David Nguyen (pictured), a legal counsel with Lexvoco, agreed universities predominantly communicate about job opportunities within private practice and leave students to “proactively find out more” about jobs in government or in-house.
In his view, private practice is disproportionately promoted by universities because law firms have the resources to provide sponsorship and attend university career fairs and functions.
“In terms of exposure, [top-tier] firms tend to be top of mind. If universities were to engage more with large companies, students would be better educated about alternative options.”
Mr Nguyen encouraged law graduates to consider in-house legal work as a career option.
“The benefit of working in-house is that you get to understand the business as a whole, and its different functions and the way they interrelate,” he said.
“Private practice tends to see you focus on law alone, whereas in an in-house role you get to draw upon your legal competency, and also learn about the key drivers behind the business.”
Mr Nguyen agreed that initial experience in private practice can be valuable but said it was a mistake to consider this path as the ‘be all and end all’.

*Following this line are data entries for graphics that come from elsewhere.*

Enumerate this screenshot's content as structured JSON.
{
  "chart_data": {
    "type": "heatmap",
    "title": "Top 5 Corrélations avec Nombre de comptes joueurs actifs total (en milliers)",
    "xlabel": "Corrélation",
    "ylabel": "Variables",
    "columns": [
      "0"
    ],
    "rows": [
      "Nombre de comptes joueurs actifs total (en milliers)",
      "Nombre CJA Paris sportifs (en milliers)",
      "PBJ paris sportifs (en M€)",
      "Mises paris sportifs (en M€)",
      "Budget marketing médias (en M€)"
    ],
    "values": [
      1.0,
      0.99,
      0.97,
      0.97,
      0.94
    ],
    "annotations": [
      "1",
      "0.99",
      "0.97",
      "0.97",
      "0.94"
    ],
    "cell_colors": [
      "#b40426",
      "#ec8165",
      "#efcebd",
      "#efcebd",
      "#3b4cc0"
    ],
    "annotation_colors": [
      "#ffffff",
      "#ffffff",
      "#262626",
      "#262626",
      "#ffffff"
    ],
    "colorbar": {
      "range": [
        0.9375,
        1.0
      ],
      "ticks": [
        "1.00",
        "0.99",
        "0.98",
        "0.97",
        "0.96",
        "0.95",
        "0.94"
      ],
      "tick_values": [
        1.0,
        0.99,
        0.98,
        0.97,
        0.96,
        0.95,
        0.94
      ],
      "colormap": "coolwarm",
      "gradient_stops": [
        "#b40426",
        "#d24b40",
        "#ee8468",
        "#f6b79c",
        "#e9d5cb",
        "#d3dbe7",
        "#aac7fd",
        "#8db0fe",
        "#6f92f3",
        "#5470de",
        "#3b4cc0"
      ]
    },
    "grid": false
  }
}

The relative advantages of a career in New Law are particularly understated by universities.
“Working for a New Law firm […] means you benefit from a diverse work life, and get exposed to many different companies and sectors and their internal workings,” said Mr Nguyen.
However, there are some drawbacks to starting your professional life in this emerging New Law sector.
“Access to legal support might not be as readily available as it is in private practice that has dedicated teams of librarians and researchers,” said Mr Nguyen.
These resourcing issues can be offset in various ways, he said – Lexvoco, for instance, partners with a traditional law firm and recruits lawyers to work on a flexible basis in-house.